Starbucks is also an ideal site to be alone in public. At my local Starbucks, most of the seating was made to comfortably accommodate no more than one person. There are high chairs along a bar, small tables with two stools, but only big enough for one laptop, and one communal table, that usually hosts two to three singles. My independent soul thrives in crowds. It can feel nourishing to travel the world alone, with purpose and excitement beside but separate from fellow humans. Sometimes I prefer to be “alone, alone”—like in the comfort of my home—however, for work tasks, typing away on a laptop in a crowded café feels like enough human closeness to feel connection, but also enough space to feel free to do my own thing.
The Starbucks crowds predictably ebb and flow. At 7am, the floor is quiet, but the first trickles of the impending morning rush hour are apparent. Right before 9am, you are left to choose between a long-anticipated dose of caffeine or a late arrival at work. The crowds increase with lunchtime and recede (then at my location, crowds peak again at 2:30pm with the end to the school day for the public high school). Starbucks has no dinner rush and after 3pm things are relatively calm until close.
The right café crowd can make or break your experience. Sometimes I feel that seeing others typing furiously on their laptops, scribbling hard into their notebooks, or scanning the pages of a novel sends invisible waves of positive reinforcement that I should focus on my own tasks at hand. Also, at other times when everyone seems to be chatting away or posting on Instagram, then I feel that it is time that I too take a break.
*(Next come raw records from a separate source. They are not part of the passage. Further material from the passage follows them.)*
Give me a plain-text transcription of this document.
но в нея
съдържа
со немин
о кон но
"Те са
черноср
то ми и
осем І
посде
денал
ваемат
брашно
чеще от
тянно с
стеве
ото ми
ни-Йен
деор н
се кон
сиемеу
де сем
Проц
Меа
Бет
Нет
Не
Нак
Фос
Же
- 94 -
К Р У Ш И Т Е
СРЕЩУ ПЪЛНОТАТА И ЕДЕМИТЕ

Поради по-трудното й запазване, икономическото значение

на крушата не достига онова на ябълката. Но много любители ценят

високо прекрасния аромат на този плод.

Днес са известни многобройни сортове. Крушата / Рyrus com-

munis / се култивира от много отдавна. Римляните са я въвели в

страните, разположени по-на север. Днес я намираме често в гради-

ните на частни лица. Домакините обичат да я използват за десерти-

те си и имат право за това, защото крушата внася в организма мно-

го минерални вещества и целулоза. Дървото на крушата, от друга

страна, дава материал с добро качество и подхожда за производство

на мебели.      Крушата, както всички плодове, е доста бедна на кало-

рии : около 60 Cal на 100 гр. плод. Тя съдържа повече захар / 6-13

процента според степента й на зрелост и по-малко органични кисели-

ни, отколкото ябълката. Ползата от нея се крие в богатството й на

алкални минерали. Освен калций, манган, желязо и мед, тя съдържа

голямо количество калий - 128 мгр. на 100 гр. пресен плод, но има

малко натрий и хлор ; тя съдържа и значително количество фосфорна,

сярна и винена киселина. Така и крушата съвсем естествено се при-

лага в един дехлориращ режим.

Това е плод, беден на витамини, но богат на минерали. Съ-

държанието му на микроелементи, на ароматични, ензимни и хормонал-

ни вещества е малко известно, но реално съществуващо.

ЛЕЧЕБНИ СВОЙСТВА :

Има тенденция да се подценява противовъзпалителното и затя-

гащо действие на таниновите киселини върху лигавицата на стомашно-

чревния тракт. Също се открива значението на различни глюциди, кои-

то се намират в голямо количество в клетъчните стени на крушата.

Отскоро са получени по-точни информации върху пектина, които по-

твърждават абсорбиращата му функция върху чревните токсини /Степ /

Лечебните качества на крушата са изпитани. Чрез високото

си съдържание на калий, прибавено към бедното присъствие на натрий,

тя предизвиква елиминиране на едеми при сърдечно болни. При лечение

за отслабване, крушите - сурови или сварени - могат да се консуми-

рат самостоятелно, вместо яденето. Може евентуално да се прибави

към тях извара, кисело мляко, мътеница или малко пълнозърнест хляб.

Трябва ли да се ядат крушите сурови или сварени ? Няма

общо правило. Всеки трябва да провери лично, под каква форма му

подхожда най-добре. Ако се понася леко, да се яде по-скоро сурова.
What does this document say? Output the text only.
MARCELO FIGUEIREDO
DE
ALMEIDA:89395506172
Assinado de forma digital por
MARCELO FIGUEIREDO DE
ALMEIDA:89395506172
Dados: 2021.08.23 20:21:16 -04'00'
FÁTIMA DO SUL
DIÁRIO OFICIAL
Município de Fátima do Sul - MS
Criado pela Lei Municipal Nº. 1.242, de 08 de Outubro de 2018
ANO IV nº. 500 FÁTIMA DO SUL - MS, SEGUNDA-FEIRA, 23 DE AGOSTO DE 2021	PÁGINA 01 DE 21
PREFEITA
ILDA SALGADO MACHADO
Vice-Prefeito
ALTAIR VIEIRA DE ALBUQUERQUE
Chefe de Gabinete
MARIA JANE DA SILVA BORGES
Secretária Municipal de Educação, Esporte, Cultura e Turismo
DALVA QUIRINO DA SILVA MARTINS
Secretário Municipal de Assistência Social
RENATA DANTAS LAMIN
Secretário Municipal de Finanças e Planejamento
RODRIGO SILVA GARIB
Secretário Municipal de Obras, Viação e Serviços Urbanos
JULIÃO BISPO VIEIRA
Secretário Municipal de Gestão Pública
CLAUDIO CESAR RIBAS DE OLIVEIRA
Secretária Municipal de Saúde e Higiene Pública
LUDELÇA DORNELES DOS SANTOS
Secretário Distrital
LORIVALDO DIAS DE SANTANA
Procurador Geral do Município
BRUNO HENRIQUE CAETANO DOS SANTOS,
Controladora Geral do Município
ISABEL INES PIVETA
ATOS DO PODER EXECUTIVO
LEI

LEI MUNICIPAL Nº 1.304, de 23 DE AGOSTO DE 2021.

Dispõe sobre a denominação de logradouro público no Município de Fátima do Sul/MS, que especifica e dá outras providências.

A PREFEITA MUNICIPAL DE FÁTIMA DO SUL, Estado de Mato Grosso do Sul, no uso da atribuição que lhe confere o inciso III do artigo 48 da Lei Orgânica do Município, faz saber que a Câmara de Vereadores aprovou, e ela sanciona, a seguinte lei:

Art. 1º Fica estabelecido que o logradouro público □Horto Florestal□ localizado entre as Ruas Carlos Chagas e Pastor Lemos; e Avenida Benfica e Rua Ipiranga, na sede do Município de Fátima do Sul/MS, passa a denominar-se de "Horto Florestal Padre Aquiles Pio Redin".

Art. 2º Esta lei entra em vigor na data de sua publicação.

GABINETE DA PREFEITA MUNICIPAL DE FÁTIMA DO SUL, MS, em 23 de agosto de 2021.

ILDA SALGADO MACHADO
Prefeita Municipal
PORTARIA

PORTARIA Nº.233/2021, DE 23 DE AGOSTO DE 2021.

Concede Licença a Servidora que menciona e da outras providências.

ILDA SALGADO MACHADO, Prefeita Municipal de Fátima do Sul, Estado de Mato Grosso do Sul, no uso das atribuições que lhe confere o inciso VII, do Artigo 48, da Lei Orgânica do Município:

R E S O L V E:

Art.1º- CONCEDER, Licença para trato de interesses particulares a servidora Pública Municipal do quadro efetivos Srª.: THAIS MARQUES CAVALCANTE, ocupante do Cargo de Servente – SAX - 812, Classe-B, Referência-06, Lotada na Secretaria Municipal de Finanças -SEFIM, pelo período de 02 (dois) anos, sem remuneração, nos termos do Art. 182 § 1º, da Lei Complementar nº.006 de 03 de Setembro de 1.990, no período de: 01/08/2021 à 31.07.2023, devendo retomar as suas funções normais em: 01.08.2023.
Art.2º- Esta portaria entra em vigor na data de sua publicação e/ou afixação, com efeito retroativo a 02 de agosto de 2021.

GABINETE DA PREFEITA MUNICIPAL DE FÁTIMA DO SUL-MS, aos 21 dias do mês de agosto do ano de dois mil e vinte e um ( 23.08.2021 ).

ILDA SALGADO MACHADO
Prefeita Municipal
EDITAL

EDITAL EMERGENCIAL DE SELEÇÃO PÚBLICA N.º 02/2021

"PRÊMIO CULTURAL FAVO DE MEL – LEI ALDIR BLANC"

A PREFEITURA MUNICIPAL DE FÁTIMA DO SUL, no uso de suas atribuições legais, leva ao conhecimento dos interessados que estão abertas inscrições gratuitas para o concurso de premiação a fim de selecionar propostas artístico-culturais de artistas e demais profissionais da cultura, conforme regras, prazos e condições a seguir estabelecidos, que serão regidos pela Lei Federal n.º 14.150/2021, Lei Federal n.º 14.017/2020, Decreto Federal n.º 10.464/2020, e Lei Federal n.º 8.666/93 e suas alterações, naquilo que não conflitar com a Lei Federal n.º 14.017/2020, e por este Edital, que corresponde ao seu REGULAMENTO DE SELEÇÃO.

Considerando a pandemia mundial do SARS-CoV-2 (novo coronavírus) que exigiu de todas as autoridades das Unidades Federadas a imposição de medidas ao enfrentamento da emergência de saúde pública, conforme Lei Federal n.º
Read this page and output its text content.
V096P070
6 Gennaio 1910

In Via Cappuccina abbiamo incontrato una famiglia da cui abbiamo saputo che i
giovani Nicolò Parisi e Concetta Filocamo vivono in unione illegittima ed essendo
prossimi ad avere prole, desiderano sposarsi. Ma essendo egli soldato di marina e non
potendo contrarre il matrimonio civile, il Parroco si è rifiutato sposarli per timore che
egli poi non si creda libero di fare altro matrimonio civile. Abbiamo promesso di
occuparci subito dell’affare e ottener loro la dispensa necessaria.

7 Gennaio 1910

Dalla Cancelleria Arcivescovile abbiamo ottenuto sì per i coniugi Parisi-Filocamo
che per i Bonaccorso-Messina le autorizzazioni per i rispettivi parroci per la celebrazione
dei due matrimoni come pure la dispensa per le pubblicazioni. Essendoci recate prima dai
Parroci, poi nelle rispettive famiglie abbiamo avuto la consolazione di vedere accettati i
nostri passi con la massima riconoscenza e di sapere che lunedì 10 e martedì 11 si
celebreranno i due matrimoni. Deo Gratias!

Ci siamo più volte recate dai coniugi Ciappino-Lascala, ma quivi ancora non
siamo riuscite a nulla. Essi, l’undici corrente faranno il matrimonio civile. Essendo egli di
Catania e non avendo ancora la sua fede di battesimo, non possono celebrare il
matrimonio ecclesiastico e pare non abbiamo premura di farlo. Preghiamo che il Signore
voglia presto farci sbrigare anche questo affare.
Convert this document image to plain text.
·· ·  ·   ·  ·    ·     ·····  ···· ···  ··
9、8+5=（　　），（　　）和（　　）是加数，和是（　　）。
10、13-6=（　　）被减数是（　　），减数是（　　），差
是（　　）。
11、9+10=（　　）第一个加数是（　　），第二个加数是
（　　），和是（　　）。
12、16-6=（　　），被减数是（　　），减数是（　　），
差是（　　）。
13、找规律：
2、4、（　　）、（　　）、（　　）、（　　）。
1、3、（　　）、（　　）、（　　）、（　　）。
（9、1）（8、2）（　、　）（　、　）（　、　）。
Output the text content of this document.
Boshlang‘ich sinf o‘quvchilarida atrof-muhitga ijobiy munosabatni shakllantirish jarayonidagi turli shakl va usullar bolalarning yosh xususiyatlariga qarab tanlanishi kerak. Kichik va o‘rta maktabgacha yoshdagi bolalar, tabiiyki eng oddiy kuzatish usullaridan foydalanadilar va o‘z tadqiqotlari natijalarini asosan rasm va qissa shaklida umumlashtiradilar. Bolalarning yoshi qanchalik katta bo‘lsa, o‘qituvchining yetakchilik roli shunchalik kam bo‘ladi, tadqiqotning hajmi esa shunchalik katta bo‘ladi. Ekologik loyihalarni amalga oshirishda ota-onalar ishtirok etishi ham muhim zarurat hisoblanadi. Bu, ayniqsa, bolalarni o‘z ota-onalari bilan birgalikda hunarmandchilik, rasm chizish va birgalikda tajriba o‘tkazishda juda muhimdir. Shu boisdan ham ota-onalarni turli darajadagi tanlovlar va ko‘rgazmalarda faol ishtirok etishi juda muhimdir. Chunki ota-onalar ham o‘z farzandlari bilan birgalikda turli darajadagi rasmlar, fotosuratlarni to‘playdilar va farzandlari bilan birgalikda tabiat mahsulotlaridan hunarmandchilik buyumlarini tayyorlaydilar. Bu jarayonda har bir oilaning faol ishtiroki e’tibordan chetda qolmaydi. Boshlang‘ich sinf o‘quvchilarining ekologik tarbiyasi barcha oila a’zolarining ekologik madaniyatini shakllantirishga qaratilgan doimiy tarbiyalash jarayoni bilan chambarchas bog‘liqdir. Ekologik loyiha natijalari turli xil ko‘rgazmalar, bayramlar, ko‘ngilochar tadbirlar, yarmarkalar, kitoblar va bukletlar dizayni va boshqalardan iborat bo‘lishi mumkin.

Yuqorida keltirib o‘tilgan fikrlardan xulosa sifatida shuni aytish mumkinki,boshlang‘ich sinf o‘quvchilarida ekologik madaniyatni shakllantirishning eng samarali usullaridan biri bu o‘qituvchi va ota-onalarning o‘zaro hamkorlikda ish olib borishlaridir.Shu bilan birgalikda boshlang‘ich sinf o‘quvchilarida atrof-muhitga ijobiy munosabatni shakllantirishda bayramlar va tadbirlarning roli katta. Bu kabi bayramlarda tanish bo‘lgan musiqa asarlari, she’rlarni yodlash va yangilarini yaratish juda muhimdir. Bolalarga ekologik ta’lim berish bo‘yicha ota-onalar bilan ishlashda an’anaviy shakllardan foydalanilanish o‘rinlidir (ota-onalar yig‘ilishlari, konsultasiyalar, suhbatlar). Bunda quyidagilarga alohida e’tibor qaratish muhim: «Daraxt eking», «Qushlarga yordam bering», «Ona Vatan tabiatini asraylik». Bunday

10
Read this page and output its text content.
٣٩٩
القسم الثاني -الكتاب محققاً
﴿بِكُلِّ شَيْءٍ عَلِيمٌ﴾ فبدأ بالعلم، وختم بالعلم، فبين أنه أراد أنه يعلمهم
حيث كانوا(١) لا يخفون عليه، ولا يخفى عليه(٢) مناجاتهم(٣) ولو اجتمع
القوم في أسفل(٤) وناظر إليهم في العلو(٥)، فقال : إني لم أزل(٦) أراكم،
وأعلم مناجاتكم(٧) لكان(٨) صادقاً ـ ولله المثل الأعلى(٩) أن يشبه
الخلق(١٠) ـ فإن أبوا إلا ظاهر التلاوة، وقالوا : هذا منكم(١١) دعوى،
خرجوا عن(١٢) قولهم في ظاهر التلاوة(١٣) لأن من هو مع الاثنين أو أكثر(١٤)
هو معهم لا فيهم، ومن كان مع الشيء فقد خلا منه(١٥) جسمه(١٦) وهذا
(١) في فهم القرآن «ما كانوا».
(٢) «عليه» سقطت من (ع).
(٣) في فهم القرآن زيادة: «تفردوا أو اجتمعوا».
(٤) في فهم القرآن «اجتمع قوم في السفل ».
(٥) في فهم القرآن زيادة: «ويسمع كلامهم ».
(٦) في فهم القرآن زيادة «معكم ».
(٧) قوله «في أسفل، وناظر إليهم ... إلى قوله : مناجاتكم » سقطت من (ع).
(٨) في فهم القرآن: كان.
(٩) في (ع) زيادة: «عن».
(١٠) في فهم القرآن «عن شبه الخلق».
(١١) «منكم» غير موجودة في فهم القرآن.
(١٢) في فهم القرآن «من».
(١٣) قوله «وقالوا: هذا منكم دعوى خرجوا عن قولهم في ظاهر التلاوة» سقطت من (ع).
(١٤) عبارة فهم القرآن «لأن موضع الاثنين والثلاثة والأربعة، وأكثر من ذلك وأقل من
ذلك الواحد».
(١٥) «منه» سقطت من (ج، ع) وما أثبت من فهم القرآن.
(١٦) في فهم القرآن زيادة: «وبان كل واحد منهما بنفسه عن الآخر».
To me, the best cafes are the ones that have a little ‘hum’ or ‘buzz’ to them. The ‘sizzle’ and ‘pitter patter’ of machines, mumbles of conversation, and sweet tenor of overhead music creates a consistent source of melodic clatter. This blend of sounds makes it so you can hear each if you choose to focus on them, but they can also fade into the background if you turn off your ears. Sometimes, I do not get so lucky with the noise. If a café is sparsely populated it is much easier for one’s ear to zero in on a conversation. Even very interesting and eavesdrop-worthy exchanges become irksome when you feel that there is no ‘mute button’ to temporarily muffle the words.
I enjoy my solitude as well as the company of others. When the conditions are right, a long stay at the local Starbucks is a nice compromise. Whether you choose to spend your time at home, in the office, or in a cafe, I hope your environment is pleasant, the seats are comfortable, the water is free, and wifi is open.